Each film began with a colorfully animated counting sequence, followed by a number of short live-action clips in which human actors counted aloud various objects (including, in one segment, Jim as a juggler who counts three balls). At the end, a neatly pressed baker carrying a precariously balanced armful of the appropriate number of
desserts appears at the top of a short flight of stairs, dramatically announces his culinary creation (“Ten … chocolate layer … cakes!”), and immediately falls down the stairs—Jim’s educational television equivalent to ending a sketch with an explosion. “I don’t like it,” said Cooney of what she called “banana peel humor.” “Younger children—two-year-olds—they think he’s hurt.” But it would stay. With the films completed, Jim sent his usual thank-you notes to his actors, then billed CTW an even $40,000, well below the actual costs for producing the films—especially since Jim had estimated his expenses based on producing ten one-minute films, when the completed films actually ran nearly two minutes in length. In the spirit of the project, however, Jim refused to bill CTW for the overages.

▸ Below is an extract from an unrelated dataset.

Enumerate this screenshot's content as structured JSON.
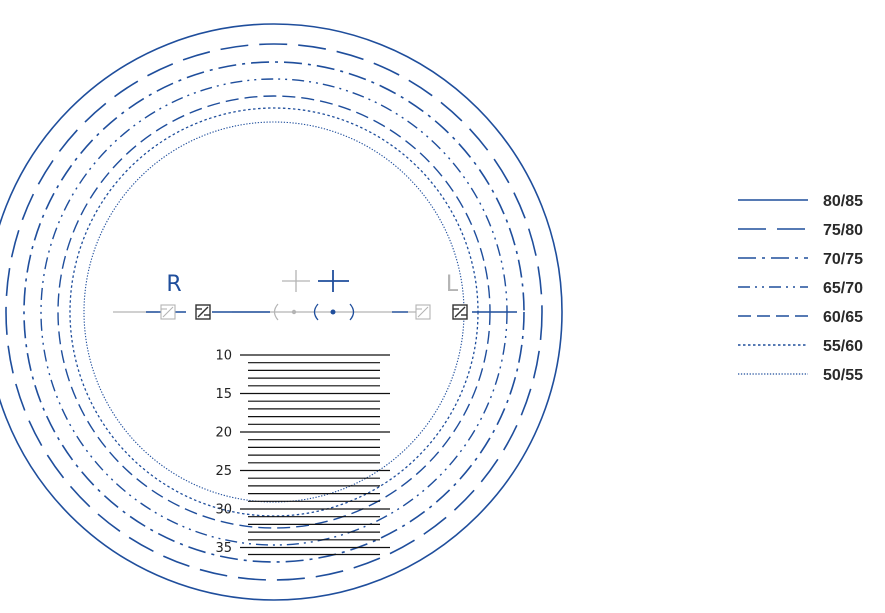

On July 9, 1969, only a little more than a month after the Numerosity work sessions, Jim and Oz—stocked with Ernie and Bert and a handful of generic puppets with interchangeable eyes, noses, and hair that Jim called “Anything Muppets”—spent nine days in Philadelphia taping five pilot shows for Sesame Street. The pilots were to be shown to test audiences in Philadelphia and New York, a group that included the toughest critics of all: the preschoolers who were Sesame Street’s target audience. As it turns out, the responses of this key group would result in an important change in the show’s format.
In its original pilot format, Sesame Street moved from segment to segment in a deliberate, self-aware manner, with the human cast members introducing many of the short films or animations. The Muppets would then be seen in their own segments, often referencing prior inserts, and serving as the links from one piece to the next. This gave the show the magaziney Laugh-In feel Cooney had originally envisioned, but such a format meant the Muppets were completely isolated from Sesame Street’s human cast. This had been done deliberately, and with the best of intentions. “We had been told by all our advisors that preschoolers have difficulty in differentiating between fantasy and reality,” Stone said. “So the first idea was that you would have the street—a very real-looking set with real people on it—and then you would cut away to puppets, to animation, to all the things that make up the fantasy.